French Gray vs Fireweed
Where French Gray belongs to Farrow & Ball's range, Fireweed is a Sherwin-Williams color. French Gray reads as beige-greige, while Fireweed reads as pink-red — two distinct hue families, not close cousins. French Gray (LRV 43) reflects noticeably more light than Fireweed (LRV 7), a difference of 36 points that becomes especially apparent in rooms with limited natural light. Both lean warm, so they'll behave similarly in mixed or changing light conditions. With a ΔE of 51.2, the contrast is hard to miss. These aren't variations on a theme — they're two different answers to the same question. Below you'll find 3 real-room photo comparisons where both colors appear side by side, plus 5 simulated room previews.
French Gray vs Fireweed in Real Spaces
3 real rooms side by side. Seeing French Gray and Fireweed in actual rooms makes the difference concrete; browse the spaces below to get a feel for how each color lives on a wall.
Bedroom
The context that matters most in a bedroom is how a color reads under a bedside lamp at night, not under noon daylight. French Gray reflects noticeably more light off the walls, making the space read more open than Fireweed.
House
Seen across an entire facade, subtle tonal differences become pronounced. What reads as nearly the same on a chip often reads as clearly different at scale. French Gray reflects noticeably more light off the walls, making the space read more open than Fireweed.
Front Door
A front door is a focal point — small color differences read clearly at this concentrated scale. The LRV gap is large enough that French Gray will make the room feel meaningfully brighter than Fireweed would.
Color Details
French Gray vs Fireweed Simulated Comparison
5 simulated room previews — drag the slider on each to see French Gray on one side and Fireweed on the other.
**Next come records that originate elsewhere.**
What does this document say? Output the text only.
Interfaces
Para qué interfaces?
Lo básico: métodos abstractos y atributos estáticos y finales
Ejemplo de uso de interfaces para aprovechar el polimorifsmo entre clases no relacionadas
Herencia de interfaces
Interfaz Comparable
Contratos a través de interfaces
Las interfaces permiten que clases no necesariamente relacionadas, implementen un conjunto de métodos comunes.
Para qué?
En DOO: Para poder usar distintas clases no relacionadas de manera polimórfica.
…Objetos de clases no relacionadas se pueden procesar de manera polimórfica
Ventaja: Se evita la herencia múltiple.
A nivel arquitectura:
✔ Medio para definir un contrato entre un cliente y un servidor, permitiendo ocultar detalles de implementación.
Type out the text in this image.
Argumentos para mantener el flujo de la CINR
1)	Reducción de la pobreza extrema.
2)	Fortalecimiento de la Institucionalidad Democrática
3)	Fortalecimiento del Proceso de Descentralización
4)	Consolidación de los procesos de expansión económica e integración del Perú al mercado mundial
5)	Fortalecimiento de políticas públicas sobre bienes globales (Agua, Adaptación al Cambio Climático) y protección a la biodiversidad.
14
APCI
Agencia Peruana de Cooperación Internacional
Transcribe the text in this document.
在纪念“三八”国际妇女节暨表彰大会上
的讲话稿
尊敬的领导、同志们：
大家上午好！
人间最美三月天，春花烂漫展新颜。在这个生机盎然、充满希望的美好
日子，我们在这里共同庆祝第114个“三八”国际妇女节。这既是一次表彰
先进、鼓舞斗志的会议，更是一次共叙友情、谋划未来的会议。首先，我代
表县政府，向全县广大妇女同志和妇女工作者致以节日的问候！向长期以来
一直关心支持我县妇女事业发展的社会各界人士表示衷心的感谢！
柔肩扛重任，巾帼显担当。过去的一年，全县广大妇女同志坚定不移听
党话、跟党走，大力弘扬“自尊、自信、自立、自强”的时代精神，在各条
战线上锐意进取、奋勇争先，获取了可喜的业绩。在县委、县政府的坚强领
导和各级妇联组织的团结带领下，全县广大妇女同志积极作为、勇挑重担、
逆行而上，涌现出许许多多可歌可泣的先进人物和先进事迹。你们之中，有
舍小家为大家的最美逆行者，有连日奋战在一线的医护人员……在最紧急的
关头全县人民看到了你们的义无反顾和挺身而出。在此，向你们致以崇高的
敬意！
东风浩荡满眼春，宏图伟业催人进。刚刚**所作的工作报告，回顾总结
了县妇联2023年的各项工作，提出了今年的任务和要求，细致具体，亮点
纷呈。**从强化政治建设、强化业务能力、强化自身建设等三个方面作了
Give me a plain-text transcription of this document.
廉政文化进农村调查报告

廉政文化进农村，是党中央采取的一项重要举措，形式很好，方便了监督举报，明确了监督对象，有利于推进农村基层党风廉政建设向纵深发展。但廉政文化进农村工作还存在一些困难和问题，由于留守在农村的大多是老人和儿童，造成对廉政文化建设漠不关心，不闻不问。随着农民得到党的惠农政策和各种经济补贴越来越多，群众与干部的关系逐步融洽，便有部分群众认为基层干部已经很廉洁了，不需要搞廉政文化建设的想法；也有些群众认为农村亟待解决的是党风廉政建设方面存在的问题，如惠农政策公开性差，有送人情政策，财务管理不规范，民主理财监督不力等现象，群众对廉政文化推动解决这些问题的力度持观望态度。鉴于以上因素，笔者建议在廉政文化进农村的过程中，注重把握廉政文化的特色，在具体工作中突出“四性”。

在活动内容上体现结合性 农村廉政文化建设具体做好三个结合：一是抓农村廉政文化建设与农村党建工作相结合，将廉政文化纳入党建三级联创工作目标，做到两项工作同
Digital color is approximate. These simulations are generated from the manufacturer's hex values and overlaid on grayscale room photos — your screen's calibration, brightness, and viewing angle all affect how they render. Before committing to either color, test physical samples in your own space under the light you actually live with.
More French Gray comparisons
See how French Gray stacks up against other well-photographed colors across different brands and tones.